Pada bulan-bulan akhir 2024 di daerah tempat tinggal saya bersama keluarga sedang dilangsungkan festival teater pelajar (FTP) 2024. FTP ini, seperti FTP pada tahun-tahun sebelumnya diinisiasi oleh salah satu perusahaan besar di daerah kami, yang care terhadap seni, budaya, dan pendidikan .
FTP diikuti oleh pelajar SMP dan yang sederajat, juga pelajar SMA/SMK dan yang sederajat, baik negeri maupun swasta. Untuk kategorial SMP dan yang sederajat dibedakan dengan kategorial SMA/SMK dan yang sederajat.
Pembedaan kategorial ini tak berarti merendahkan yang satu dan meninggikan yang lain. Kedua kategorial ini tetap memiliki hak yang sama untuk dapat menumbuhkembangkan potensi diri.
Sebab, festival, dalam bidang apa pun, selalu memiliki maksud sebagai ajang mengekspresikan potensi. Jadi, dalam konteks ini, FTP merupakan ajang berekspresi seni bagi kedua kategorial, baik pelajar SMP dan yang sederajat, maupun pelajar SMA/SMK dan yang sederajat yang ada di daerah kami.
Karenanya, sekolah tempat saya mengabdi merespon secara positif adanya kegiatan FTP ini. Artinya, sekolah kami mengikuti festival ini. Dan, beberapa sekolah lain yang sejenjang dengan sekolah kami juga mengikuti.
Umumnya, seperti yang dilakukan di sekolah kami, yang mewakili adalah anak-anak yang mengikuti ekstrakurikuler teater. Di sekolah kami, mungkin juga di sekolah lain yang mengikuti festival ini, diadakan ekstrakurikuler teater. Jadi, anak-anak yang bergabung di ekstrakurikuler teater yang menjadi duta dalam FTP.
Teater Jasmine, nama teater yang ada di sekolah kami, sudah pentas dalam babak penyisihan. Tepatnya, pada 28 Oktober 2024, di salah satu ruang di sekolah yang ditata menjadi panggung pertunjukan.

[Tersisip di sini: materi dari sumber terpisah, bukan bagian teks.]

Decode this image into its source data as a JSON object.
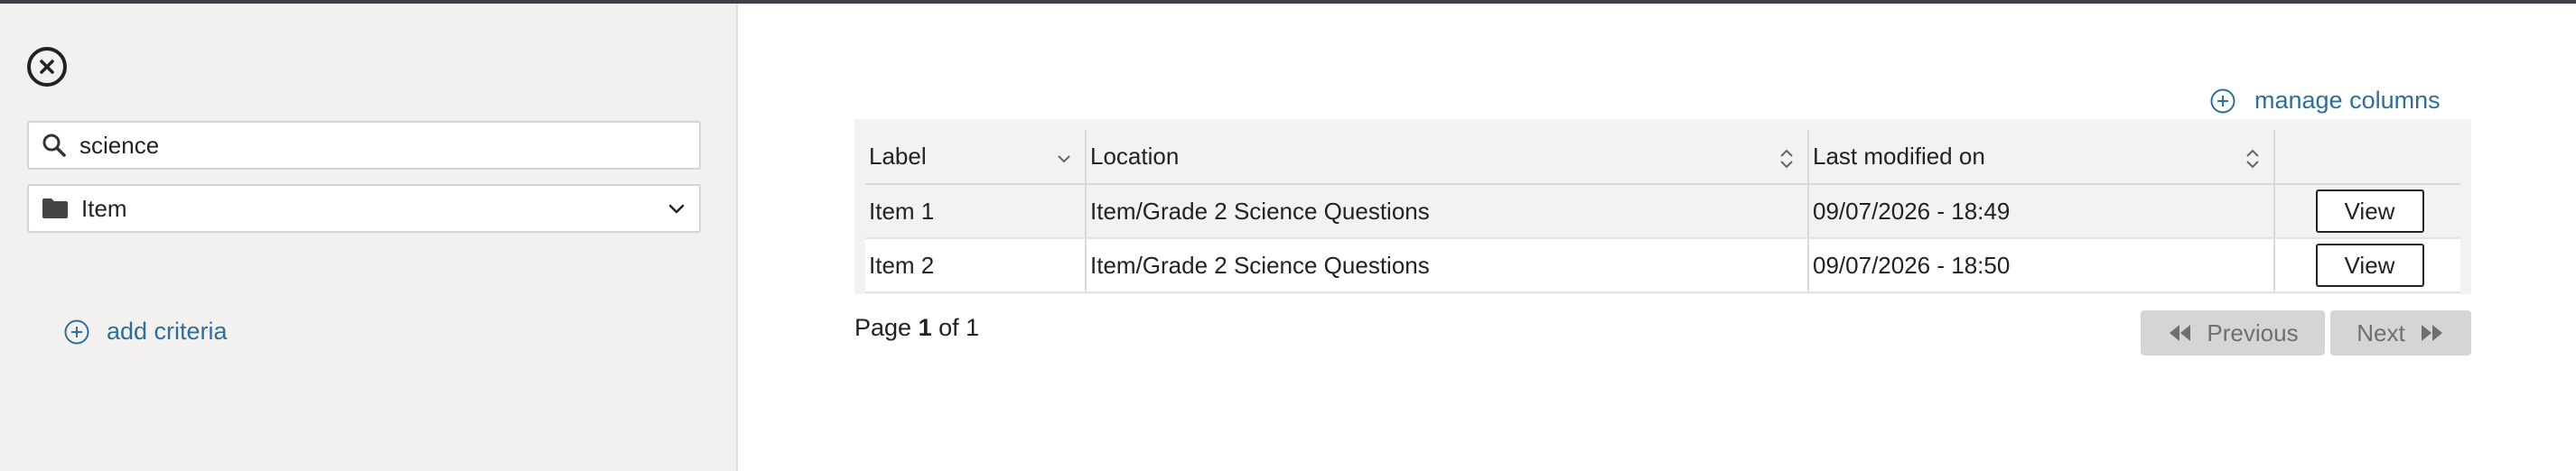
{
  "sidebar": {
    "search": {
      "value": "science",
      "placeholder": ""
    },
    "type_select": {
      "value": "Item"
    },
    "add_criteria_label": "add criteria"
  },
  "main": {
    "manage_columns_label": "manage columns",
    "table": {
      "columns": [
        "Label",
        "Location",
        "Last modified on",
        ""
      ],
      "rows": [
        {
          "label": "Item 1",
          "location": "Item/Grade 2 Science Questions",
          "modified": "09/07/2026 - 18:49",
          "action": "View"
        },
        {
          "label": "Item 2",
          "location": "Item/Grade 2 Science Questions",
          "modified": "09/07/2026 - 18:50",
          "action": "View"
        }
      ]
    },
    "pager": {
      "prefix": "Page",
      "current": "1",
      "of": "of",
      "total": "1",
      "previous_label": "Previous",
      "next_label": "Next"
    }
  },
  "colors": {
    "accent": "#2f6e96",
    "sidebar_bg": "#f2f1ef",
    "topbar": "#3c3f46"
  }
}
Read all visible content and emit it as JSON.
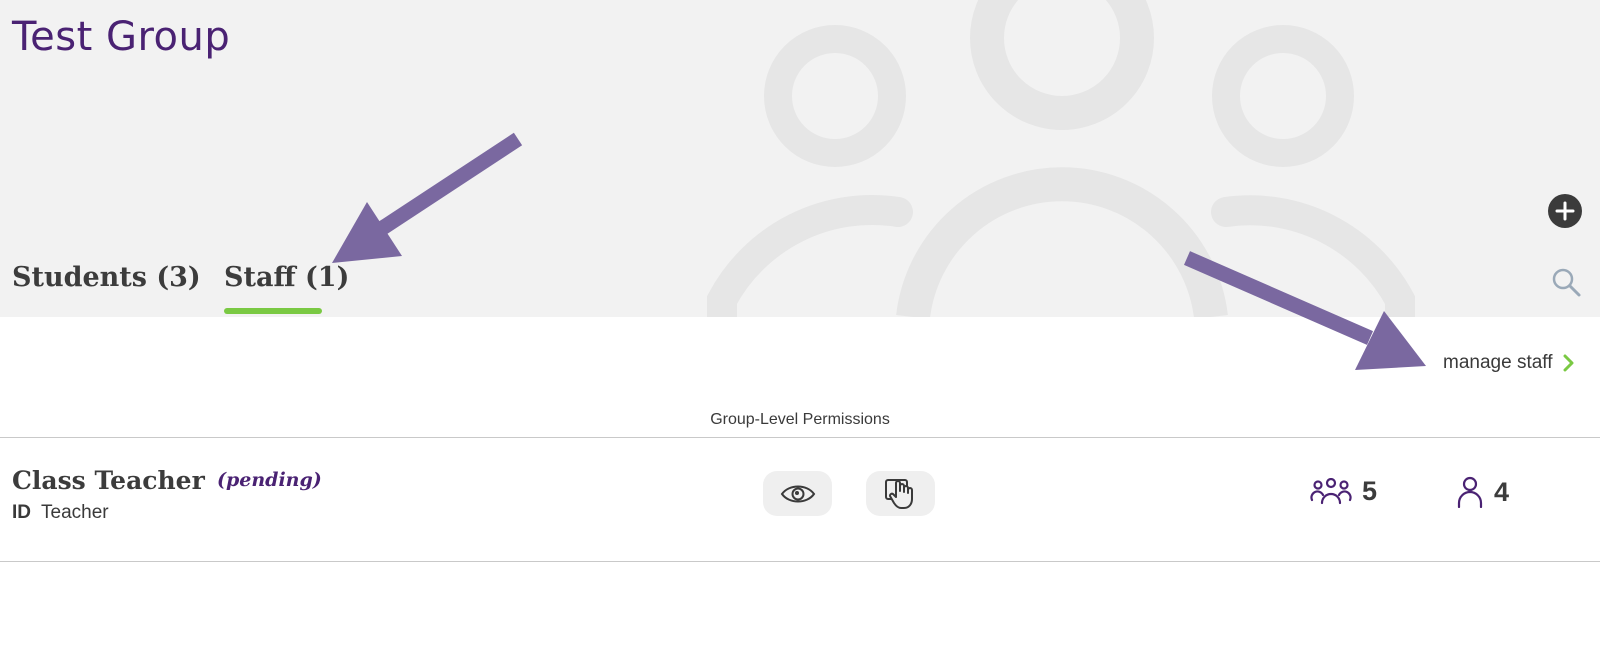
{
  "group": {
    "title": "Test Group"
  },
  "tabs": [
    {
      "label": "Students (3)",
      "active": false
    },
    {
      "label": "Staff (1)",
      "active": true
    }
  ],
  "actions": {
    "add_icon": "plus-icon",
    "search_icon": "search-icon",
    "manage_staff_label": "manage staff",
    "manage_staff_icon": "chevron-right-icon"
  },
  "permissions": {
    "header": "Group-Level Permissions"
  },
  "staff": [
    {
      "name": "Class Teacher",
      "status": "(pending)",
      "id_label": "ID",
      "id_value": "Teacher",
      "permission_icons": [
        "eye-icon",
        "hand-pointer-icon"
      ],
      "student_groups_count": "5",
      "students_count": "4"
    }
  ],
  "colors": {
    "brand_purple": "#4a2273",
    "accent_green": "#7ac943",
    "arrow_purple": "#7a68a0",
    "header_bg": "#f2f2f2"
  }
}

Memang tak representatif ruangan termaksud, tapi ini yang ada. Jadi, tak masalah. Acara berlangsung baik.
Sesuai jadwal pertunjukan yang saya ketahui lewat flyer, pada hari yang sama dalam waktu yang berbeda ada tiga sekolah yang mementaskan pertunjukan. Sekolah kami mendapat jadwal pentas jam pertama, yaitu dimulai pukul 09.00 WIB. Durasi pentas maksimal 45 menit. Di kedua sekolah yang lain pentas pada jam berikutnya secara berurutan.
Karena pentasnya di sekolah masing-masing, maka ada jeda waktu antara pentas jam pertama, kedua, dan ketiga. Sebab, juri tentu membutuhkan waktu untuk dapat sampai di lokasi sekolah yang berbeda. Artinya, perjalanan dari satu sekolah ke sekolah berikutnya membutuhkan waktu.
Saya melihat pertunjukan Teater Jasmine dari awal hingga akhir. Bersama beberapa guru dan siswa. Tak banyak yang dapat melihat pertunjukan ini. Karena, keterbatasan ruang pentas.
Tapi, justru tak terlalu sesak penonton, setiap mata, pikiran, dan perasaan yang menonton dapat mengikuti pementasan lebih fokus. Termasuk saya, sangat nyaman menikmatinya.
Naskah Max Arifin, "Badai Sepanjang Malam", dipentaskan oleh Teater Jasmine kurang dari durasi waktu maksimal yang ditentukan, yang berarti kurang dari 45 menit. Hanya diperankan oleh dua tokoh, yaitu Jamil dan Saenah.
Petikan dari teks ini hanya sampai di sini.